At this point ‘choice’ becomes a very tricky thing indeed. Now that we’ve been, essentially, pushed into the suburbs – where cars and big boxes are simply a matter of life – what should we do about it? Should we choose somehow to limit the existence of these big boxes? Would this help us in our addiction to vehicular transport? Many of the restored walkable communities around the country are either prohibitively expensive or Disney-fied versions of the America that once was. Those who benefit the most from Walmart and its big box counterparts in this sprawling world of ours are also the poorest among us. Would they benefit, also, from some other world? I think so – but getting there is fraught with danger.
To put an end to the sprawl by mandating its destruction… Far more sensible and humane, I think, to limit the government that has brought us here instead. Quit subsidizing roads as heavily, quit subsidizing fossil fuels, work to reform zoning laws across the country to allow more freedom, mixed zoning (a term we now use to describe simply how places used to be built) and other ways to remove the artificial influence of the state from how we build America. At this point – so intractable is the mess we find ourselves in – I’m not sure how it can be done. The infrastructure of sprawl stretches over everything now, a vast web of concrete and sameness. The year I lived in Denver drove this home for me, as does every trip to Phoenix. “There’s no place like home,” has become my mantra whenever I’m in other places.
And people have come to like the sameness. Even I take some comfort in it. Or else it has simply become easier for us to stay at the Motel 8 than to find the local establishment. Norman Bates would never work at a Motel 8. I don’t begrudge Starbucks or Barnes & Nobles. I just prefer the local joints, the used book stores, the organic landscape of an America without such cheap gas and such abundant roads.

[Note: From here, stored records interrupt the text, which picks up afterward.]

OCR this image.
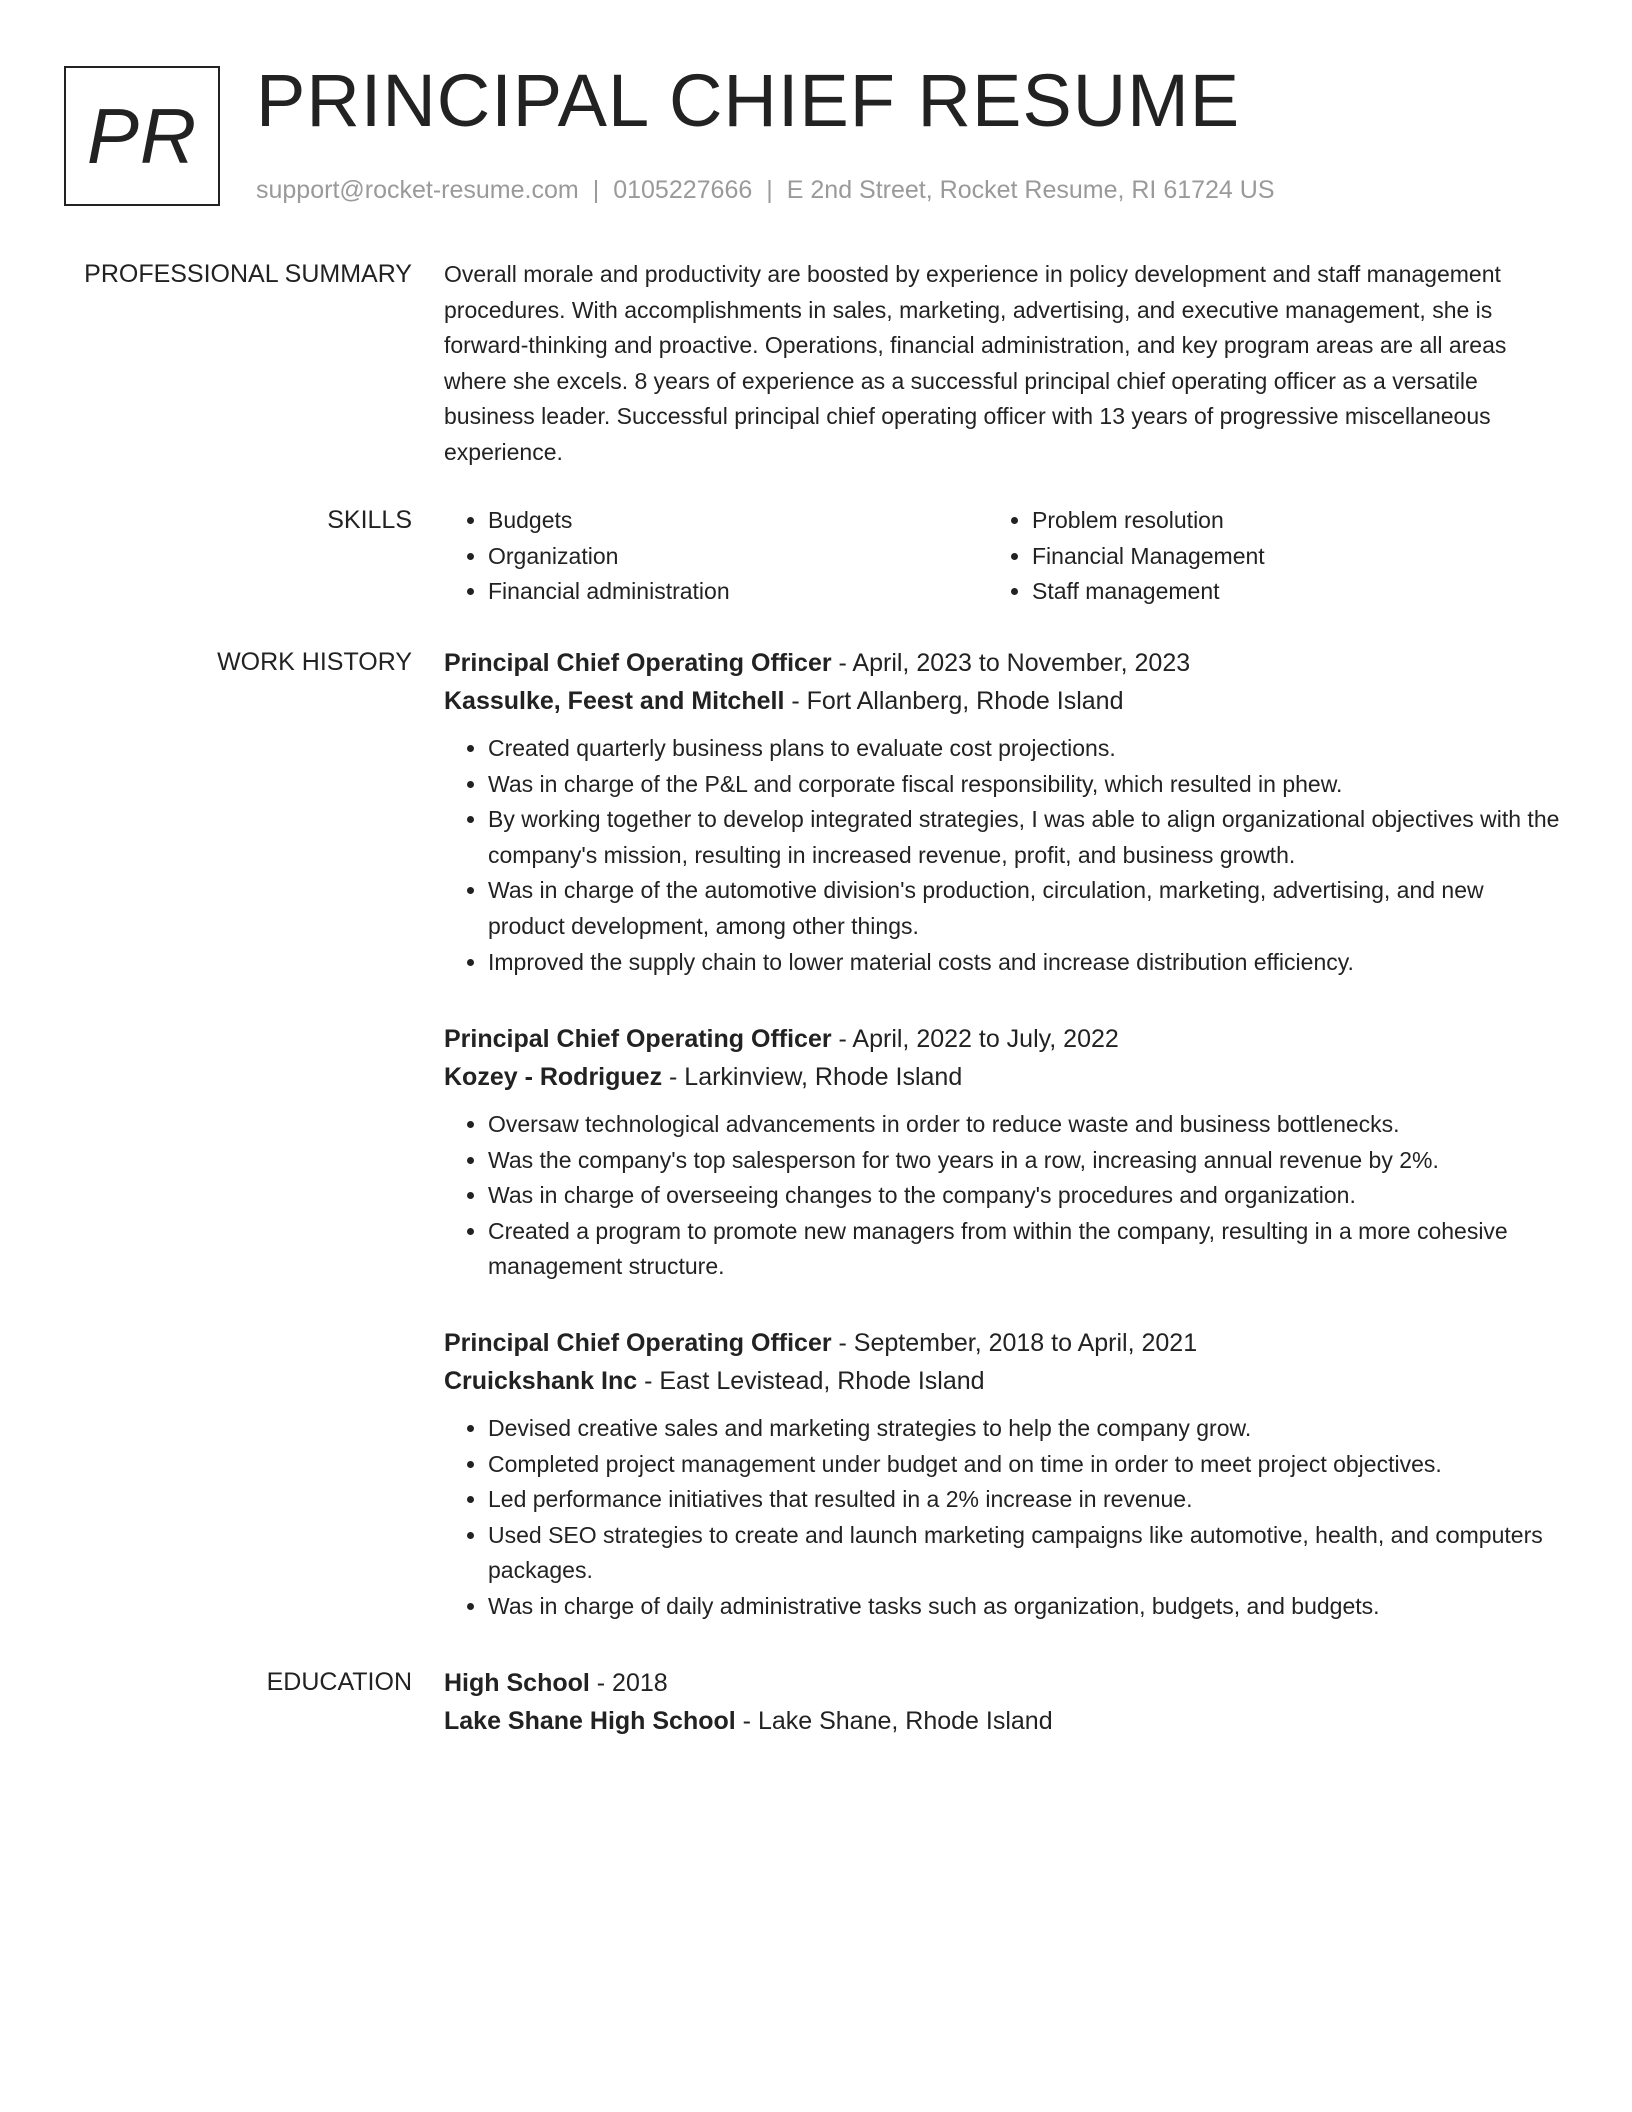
PR PRINCIPAL CHIEF RESUME
support@rocket-resume.com | 0105227666 | E 2nd Street, Rocket Resume, RI 61724 US
PROFESSIONAL SUMMARY Overall morale and productivity are boosted by experience in policy development and staff management procedures. With accomplishments in sales, marketing, advertising, and executive management, she is forward-thinking and proactive. Operations, financial administration, and key program areas are all areas where she excels. 8 years of experience as a successful principal chief operating officer as a versatile business leader. Successful principal chief operating officer with 13 years of progressive miscellaneous experience.

SKILLS
•	Budgets
• Organization
• Financial administration
• Problem resolution
• Financial Management
• Staff management
WORK HISTORY Principal Chief Operating Officer - April, 2023 to November, 2023
Kassulke, Feest and Mitchell - Fort Allanberg, Rhode Island
• Created quarterly business plans to evaluate cost projections.
• Was in charge of the P&L and corporate fiscal responsibility, which resulted in phew.
• By working together to develop integrated strategies, I was able to align organizational objectives with the company's mission, resulting in increased revenue, profit, and business growth.
• Was in charge of the automotive division's production, circulation, marketing, advertising, and new product development, among other things.
• Improved the supply chain to lower material costs and increase distribution efficiency.
Principal Chief Operating Officer - April, 2022 to July, 2022
Kozey - Rodriguez - Larkinview, Rhode Island
• Oversaw technological advancements in order to reduce waste and business bottlenecks.
• Was the company's top salesperson for two years in a row, increasing annual revenue by 2%.
• Was in charge of overseeing changes to the company's procedures and organization.
• Created a program to promote new managers from within the company, resulting in a more cohesive management structure.
Principal Chief Operating Officer - September, 2018 to April, 2021
Cruickshank Inc - East Levistead, Rhode Island
• Devised creative sales and marketing strategies to help the company grow.
• Completed project management under budget and on time in order to meet project objectives.
• Led performance initiatives that resulted in a 2% increase in revenue.
• Used SEO strategies to create and launch marketing campaigns like automotive, health, and computers packages.
• Was in charge of daily administrative tasks such as organization, budgets, and budgets.
EDUCATION High School - 2018
Lake Shane High School - Lake Shane, Rhode Island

We have imagined ourselves a much more boring, repetitive America.
One last point – there was really never going to be an extraordinarily strong central government in this country without this sort of interstate network of roads we have built (nor such strong corporations, for that matter). However haphazard our sprawl has been, it was no accident.
Surely you are aware that libertarians are at their least popular when they attack zoning laws, building codes, and — gasp — publicly subsidized highways. You want to clutter up the neighborhood! You want us all to die in unsafe buildings! You hate the American Way of Life!
Yet there are good reasons to attack these things. They are far too often instruments of privilege, they create sprawl, and they press all cultural life into a uniform mold. I agree entirely, then, with Austin Bramwell. The problems we have are problems of the government’s making, on a very deep level, deeper than most are willing to go.
Is that message going to play well on Fox News? Of course not. John Stossel knows his audience, and he wouldn’t have been given one if he didn’t.